Individuals become eligible for Medicare when they turn 65. They have the three months leading up to and after their birthday month to enroll. People who are already receiving Social Security benefits are enrolled in Medicare automatically, but they should still check. Exceptions are also made for abroad volunteers or employees who have coverage through work.

4. Avoiding fixed annuities.

The benefit of a fixed annuity is that it provides virtually guaranteed fixed income, sort of like a pension, for the remainder of someone’s life. Many people avoid these investments because they do not understand them. However, adding one or two to a portfolio can significantly boost retirement income.

fixed payment

People may also want to look into deferred fixed annuities, also called longevity insurance, which kick in at a certain age. Retirees can use these investments to guarantee a monthly income as they grow older and may have significantly worn down the nest egg. Both of these investments can relieve the anxiety associated with a long life and help people enjoy retirement without worrying about money.

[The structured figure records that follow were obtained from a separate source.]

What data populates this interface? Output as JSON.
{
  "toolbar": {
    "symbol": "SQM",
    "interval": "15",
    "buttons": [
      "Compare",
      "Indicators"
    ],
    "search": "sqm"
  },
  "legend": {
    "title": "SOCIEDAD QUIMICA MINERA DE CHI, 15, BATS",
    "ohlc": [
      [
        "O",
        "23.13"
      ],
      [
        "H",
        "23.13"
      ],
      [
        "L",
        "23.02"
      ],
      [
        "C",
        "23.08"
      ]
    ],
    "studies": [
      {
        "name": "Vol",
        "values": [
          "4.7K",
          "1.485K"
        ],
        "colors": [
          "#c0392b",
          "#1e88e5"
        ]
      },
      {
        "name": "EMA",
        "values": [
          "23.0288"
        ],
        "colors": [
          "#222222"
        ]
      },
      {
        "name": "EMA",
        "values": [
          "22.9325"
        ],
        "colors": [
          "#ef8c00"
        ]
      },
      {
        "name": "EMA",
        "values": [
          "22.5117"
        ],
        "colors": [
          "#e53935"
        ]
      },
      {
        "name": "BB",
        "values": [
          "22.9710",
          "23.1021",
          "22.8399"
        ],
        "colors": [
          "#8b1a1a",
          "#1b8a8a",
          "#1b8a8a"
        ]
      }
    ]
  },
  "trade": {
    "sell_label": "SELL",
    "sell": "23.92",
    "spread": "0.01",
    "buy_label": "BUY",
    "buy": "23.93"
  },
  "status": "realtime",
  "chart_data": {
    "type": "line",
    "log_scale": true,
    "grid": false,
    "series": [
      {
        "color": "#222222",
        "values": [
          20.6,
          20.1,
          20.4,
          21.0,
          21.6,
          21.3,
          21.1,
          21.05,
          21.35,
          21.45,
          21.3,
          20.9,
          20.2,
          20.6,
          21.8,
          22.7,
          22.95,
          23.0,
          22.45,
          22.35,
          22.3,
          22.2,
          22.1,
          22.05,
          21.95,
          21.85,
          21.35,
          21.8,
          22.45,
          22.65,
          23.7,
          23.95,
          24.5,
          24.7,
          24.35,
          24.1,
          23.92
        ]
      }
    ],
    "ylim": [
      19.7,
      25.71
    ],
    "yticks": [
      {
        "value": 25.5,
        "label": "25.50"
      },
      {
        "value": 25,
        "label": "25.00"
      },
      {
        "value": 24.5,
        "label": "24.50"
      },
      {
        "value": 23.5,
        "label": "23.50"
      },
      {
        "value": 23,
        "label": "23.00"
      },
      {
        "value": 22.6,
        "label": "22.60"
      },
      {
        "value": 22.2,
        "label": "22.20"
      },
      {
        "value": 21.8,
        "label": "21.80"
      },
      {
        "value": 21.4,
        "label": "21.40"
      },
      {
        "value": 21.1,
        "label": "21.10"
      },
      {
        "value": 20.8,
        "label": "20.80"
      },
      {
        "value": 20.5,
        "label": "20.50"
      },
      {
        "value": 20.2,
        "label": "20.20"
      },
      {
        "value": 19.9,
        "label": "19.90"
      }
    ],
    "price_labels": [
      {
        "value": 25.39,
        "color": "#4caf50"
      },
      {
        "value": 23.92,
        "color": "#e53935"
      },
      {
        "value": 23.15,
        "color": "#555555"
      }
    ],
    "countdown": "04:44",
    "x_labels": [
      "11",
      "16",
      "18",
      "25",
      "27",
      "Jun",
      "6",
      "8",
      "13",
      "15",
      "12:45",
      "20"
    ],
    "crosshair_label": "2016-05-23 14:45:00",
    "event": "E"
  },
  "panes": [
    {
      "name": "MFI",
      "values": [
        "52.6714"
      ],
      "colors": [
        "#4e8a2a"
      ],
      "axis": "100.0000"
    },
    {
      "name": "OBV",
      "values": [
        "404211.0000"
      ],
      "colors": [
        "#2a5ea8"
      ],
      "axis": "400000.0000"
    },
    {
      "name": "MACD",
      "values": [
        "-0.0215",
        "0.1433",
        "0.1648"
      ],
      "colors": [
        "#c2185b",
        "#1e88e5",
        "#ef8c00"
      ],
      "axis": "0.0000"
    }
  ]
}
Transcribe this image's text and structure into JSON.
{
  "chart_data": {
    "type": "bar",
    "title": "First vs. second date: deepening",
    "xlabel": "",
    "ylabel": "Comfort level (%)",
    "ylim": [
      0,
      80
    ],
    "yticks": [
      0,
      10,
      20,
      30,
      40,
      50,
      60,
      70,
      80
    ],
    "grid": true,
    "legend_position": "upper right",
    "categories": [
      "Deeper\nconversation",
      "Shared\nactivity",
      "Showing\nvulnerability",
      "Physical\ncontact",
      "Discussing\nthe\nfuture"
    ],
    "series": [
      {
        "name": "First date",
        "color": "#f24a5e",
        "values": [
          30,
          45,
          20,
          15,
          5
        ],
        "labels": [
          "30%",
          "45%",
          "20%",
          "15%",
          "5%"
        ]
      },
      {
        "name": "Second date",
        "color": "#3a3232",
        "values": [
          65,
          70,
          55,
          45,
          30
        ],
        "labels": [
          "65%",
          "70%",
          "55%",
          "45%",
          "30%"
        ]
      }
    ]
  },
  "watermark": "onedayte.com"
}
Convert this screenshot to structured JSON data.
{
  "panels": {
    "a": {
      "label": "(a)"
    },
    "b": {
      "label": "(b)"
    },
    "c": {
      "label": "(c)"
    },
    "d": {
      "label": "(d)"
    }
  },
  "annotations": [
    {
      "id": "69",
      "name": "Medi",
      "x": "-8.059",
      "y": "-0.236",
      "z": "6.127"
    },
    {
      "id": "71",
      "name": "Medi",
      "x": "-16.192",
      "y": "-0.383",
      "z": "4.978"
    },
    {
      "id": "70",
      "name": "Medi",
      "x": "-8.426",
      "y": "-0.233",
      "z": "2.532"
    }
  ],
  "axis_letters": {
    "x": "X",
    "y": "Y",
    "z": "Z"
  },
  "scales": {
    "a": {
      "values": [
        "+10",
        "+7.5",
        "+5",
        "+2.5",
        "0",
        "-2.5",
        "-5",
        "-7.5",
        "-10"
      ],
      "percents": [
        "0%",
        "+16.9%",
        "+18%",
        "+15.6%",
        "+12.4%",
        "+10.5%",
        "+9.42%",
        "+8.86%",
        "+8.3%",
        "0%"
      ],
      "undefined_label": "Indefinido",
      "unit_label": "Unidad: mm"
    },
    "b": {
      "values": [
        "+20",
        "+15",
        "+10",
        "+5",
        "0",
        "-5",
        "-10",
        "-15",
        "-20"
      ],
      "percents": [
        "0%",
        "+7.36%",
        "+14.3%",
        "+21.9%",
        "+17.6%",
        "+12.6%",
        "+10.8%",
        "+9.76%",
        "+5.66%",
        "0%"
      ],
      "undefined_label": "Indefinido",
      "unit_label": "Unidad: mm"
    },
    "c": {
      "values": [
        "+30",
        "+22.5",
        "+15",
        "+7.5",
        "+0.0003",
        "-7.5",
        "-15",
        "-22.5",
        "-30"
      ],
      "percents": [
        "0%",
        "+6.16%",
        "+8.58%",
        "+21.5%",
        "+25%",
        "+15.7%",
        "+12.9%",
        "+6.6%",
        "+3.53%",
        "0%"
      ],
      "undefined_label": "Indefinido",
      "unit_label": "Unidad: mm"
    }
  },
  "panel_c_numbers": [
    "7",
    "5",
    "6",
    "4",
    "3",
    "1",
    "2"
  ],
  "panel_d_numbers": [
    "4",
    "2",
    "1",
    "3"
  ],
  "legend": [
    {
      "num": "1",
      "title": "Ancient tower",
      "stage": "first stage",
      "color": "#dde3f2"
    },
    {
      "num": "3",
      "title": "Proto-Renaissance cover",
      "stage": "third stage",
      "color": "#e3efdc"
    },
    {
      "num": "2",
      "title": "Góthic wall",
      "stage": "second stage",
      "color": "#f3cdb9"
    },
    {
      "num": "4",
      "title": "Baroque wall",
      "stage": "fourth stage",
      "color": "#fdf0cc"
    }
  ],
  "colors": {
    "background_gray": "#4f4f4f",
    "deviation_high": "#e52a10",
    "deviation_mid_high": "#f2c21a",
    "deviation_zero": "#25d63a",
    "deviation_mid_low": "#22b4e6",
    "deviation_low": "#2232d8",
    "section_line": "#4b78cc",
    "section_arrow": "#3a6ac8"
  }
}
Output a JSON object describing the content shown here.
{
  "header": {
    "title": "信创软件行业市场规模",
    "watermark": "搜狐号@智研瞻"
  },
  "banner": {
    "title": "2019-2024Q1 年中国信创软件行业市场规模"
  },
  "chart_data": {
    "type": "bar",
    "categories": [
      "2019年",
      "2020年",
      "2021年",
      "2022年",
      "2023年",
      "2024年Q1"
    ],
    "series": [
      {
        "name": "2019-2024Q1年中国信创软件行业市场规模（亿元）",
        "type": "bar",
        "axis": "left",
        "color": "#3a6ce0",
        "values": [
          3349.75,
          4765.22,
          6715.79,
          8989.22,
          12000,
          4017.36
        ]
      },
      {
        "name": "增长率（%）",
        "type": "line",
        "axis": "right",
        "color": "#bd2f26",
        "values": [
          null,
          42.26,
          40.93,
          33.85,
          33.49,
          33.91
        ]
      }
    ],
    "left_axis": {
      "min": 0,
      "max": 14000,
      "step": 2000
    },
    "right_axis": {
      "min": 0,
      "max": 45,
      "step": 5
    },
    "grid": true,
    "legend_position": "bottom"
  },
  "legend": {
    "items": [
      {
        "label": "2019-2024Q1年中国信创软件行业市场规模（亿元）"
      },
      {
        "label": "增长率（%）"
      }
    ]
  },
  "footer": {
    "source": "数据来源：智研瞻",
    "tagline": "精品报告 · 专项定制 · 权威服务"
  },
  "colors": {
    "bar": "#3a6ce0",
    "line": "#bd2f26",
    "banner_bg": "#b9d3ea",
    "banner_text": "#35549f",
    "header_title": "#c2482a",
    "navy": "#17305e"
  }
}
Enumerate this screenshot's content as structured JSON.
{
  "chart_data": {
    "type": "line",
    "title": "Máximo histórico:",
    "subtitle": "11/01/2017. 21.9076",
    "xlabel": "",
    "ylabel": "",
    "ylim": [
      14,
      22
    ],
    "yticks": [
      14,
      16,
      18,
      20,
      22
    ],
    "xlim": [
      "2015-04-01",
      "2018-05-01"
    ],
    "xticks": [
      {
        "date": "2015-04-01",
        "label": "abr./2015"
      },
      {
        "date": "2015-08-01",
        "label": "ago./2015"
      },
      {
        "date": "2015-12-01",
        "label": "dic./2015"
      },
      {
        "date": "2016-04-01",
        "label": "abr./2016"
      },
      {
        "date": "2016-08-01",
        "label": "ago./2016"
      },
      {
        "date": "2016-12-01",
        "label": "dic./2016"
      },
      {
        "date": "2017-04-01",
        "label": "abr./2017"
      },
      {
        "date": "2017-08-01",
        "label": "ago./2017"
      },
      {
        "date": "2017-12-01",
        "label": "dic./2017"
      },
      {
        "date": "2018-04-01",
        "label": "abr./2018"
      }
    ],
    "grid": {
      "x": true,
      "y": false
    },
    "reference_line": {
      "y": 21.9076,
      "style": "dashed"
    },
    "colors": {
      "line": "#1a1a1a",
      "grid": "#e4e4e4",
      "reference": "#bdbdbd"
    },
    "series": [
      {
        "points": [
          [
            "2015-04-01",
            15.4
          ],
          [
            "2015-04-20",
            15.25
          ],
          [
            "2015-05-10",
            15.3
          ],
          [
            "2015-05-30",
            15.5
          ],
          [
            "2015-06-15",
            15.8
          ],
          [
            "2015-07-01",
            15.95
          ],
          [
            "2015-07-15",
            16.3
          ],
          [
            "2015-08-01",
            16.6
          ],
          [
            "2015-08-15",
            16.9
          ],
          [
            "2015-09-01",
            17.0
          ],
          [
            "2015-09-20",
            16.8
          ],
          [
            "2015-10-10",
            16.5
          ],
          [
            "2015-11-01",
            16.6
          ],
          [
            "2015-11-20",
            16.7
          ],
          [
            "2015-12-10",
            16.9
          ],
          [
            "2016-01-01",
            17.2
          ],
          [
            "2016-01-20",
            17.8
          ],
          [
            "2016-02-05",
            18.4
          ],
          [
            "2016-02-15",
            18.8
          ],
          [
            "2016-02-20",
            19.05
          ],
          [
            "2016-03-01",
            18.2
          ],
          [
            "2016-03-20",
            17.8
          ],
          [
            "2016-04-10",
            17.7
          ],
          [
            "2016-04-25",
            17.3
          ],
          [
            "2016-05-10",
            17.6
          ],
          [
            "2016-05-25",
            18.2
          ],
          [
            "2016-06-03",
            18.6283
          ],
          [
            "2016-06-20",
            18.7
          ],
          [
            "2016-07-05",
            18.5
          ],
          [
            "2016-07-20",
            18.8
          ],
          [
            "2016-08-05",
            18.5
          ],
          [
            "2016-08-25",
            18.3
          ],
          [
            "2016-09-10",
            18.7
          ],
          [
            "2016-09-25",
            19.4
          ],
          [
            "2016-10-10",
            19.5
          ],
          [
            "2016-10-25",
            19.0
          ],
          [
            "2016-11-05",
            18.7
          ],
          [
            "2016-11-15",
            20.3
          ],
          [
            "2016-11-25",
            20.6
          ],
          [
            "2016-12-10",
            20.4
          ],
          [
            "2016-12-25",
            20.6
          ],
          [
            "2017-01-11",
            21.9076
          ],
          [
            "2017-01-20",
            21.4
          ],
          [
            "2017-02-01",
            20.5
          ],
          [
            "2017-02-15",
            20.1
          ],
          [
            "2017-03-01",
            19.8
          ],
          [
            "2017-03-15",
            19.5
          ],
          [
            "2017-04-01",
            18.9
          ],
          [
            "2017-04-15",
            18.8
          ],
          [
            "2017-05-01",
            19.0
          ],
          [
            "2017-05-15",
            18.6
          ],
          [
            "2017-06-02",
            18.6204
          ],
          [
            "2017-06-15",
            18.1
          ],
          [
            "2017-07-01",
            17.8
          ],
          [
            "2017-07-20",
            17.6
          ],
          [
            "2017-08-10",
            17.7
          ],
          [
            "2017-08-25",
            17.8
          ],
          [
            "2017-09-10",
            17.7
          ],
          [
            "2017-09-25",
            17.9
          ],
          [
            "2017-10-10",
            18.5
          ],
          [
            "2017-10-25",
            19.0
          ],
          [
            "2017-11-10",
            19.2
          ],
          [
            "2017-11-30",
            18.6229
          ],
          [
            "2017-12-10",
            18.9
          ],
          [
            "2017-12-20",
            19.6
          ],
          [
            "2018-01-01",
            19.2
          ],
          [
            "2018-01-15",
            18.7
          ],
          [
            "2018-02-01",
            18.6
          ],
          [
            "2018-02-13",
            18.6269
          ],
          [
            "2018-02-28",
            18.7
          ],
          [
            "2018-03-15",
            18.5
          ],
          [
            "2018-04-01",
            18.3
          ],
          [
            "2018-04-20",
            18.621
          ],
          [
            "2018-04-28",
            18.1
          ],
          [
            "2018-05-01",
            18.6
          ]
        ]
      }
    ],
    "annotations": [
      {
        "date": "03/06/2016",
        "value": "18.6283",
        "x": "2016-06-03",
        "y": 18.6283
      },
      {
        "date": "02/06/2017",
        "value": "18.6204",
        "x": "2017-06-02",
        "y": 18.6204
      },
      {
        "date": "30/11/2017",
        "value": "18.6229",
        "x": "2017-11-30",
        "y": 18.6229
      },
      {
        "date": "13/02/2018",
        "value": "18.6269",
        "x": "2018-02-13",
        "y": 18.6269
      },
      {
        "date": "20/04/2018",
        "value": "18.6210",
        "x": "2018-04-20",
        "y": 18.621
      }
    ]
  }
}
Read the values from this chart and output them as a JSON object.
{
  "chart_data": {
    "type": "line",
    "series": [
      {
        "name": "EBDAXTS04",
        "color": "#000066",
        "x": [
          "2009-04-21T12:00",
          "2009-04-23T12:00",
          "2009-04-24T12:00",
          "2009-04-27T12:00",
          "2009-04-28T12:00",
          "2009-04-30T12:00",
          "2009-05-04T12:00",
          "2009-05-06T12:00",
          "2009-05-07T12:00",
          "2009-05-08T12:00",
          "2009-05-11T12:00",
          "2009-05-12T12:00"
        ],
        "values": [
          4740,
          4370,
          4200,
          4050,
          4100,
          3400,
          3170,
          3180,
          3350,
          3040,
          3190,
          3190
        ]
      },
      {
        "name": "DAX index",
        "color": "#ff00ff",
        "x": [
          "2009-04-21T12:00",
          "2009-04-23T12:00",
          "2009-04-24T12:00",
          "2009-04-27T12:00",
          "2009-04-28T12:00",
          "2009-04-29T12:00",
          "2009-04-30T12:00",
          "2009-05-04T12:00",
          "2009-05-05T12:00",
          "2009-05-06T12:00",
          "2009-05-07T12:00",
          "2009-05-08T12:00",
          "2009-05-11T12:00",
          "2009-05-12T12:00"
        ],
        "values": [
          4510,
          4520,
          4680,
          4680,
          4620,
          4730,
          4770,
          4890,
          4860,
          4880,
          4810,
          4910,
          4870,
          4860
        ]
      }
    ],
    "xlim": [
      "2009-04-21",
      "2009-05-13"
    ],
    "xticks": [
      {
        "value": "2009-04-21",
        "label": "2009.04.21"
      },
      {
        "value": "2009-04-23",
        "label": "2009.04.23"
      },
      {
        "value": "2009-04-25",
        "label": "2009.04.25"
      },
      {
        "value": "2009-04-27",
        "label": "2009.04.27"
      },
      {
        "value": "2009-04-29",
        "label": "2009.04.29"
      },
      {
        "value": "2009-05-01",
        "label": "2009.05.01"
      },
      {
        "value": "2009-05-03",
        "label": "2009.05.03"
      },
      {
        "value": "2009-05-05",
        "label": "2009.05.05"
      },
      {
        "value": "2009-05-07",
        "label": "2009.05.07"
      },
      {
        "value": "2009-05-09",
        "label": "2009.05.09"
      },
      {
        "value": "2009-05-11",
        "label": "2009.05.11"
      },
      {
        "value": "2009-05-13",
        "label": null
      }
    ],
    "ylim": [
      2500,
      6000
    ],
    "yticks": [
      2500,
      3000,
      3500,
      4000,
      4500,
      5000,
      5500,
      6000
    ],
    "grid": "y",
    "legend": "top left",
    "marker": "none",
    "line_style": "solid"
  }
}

5. Claiming Social Security too early.

All American employees who have paid into Social Security can start taking benefits at 62. People can significantly increase their monthly income from the benefit by holding off until later. Financial planners typically recommend that people hold off until full retirement age at least, which is usually 67. Waiting until age 70 can be even better.

Someone who claims at 62 will receive a monthly check that is 30 percent less than the person who waiting until 67. Moreover, an additional 8 percent is added each year between 67 and 70. Thus, people who can afford to wait should. Notably, the benefits stop increasing once people turn 70, so at this point it makes sense to start claiming benefits.

6. Forgetting about long-term care needs.

Too often, people assume that they will not need long-term care, but the fact is that many individuals do. While people can buy long-term care insurance, this product tends to also be costly. This is due to the fact that this type of care is very expensive.

Currently, 52 percent of people turning 65 will need long-term care during their lifetimes for an average of 1.5 years for men and 2.5 years for women. Individuals with a lot of retirement savings or wealth may be able to pay for long-term care out of pocket. However, this is simply not possible for the average retiree.

Thus, long-term care insurance can prove an important, if costly, purchase. Buying it early, such as in one’s 50s, saves a lot of money.